3. Children will be taught about gay marriage in schools. This issue has grabbed the headlines in the California Prop 8 campaign. The Yes on 8 side (again — this is “yes” to ban gay marriage, not “yes” to gay marriage) has been bombing the State with TV ads such as this which say Prop 8 will make it so even elementary school kids will learn that men can marry men. It’s true that California’s education code says that if sex ed is taught to students in the classroom, it ought to include curriculum on marriage and cannot discriminate on sexual orientation (ie, must list gay marriage as an option). But it’s also true that if a public school is going to teach sex ed, they must notify parents beforehand, show the content that will be taught, and allow parents to opt their child out of sex ed. So — gay marriage can be taught in sex ed, but since parents can opt-out nothing is being forced on children. Hence, Yes on 8’s scare ads are deceptive.

Those who support gay marriage — and therefore oppose Prop 8 — have their own set of arguments. The two that most resonate with me are:

1. Keep government out of private life. Good libertarians would say, “Why is the government amending the constitution to regulate individual behavior that does not negatively impact others?” It’s a little more complicated of course. Here are two pages which more clearly define this position (and distinguish between civil and religious law), and here’s an amusing satirical video ad about the government becoming “gender auditors.”

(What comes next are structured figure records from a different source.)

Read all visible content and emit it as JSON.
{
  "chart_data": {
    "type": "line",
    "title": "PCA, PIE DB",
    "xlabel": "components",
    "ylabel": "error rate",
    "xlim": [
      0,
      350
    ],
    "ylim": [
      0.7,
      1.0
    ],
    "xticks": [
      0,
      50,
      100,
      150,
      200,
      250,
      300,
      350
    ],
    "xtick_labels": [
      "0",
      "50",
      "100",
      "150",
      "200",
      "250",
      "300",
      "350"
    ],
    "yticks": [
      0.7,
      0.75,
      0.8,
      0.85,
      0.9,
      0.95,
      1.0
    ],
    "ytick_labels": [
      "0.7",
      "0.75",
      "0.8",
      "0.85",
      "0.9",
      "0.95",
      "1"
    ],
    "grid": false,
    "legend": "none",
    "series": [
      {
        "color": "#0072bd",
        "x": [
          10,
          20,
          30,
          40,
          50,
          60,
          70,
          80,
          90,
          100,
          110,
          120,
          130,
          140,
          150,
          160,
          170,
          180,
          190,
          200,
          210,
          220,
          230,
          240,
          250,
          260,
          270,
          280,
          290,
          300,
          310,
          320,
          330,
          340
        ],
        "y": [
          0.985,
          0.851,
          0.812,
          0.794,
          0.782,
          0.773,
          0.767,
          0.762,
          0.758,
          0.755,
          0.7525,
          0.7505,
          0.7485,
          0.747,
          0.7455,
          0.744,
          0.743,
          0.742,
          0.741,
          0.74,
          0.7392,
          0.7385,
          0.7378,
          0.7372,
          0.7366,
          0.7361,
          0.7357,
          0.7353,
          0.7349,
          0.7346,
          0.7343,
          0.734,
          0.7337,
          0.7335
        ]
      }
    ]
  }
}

2. Maintain California’s — and America’s — competitive advantage by welcoming all people and promoting a culture of tolerance. Richard Florida has somewhat famously used openness to gays and gay culture as one proxy for predicting the overall competitiveness of an area: “When [talented entrepreneurs or engineers] are sizing up a new company and community, acceptance of diversity and of gays (and lesbians) in particular is a sign that reads ‘non-standard people welcome here.’ ” Here’s an op/ed that has more. I suspect this is one reason why California’s governor and the mayors of the three biggest cities, as well as many Silicon Valley CEOs I know, all are voting No on 8.

There are far better analyses and articles on this issue. I’m simply relaying what I’ve learned and letting you know which side I’ve come down on: No on 8! Unfortunately, No on 8 lags in financing. Much of the other side’s money has come from out of state and from Mormons. Another twist is Obama’s candidacy — it will likely bring blacks and other minorities to the polls in record numbers, but these groups also tend to be the most homophobic. Current polls suggest Prop 8 is in a dead heat.

Bottom Line: Vote No on Prop 8 if you live in California. If you live outside of California, contribute financially or by emailing your California friends. It’s important to keep out actively homophobic and discriminatory language from our constitution and keep in the state the people and culture which make this place so great.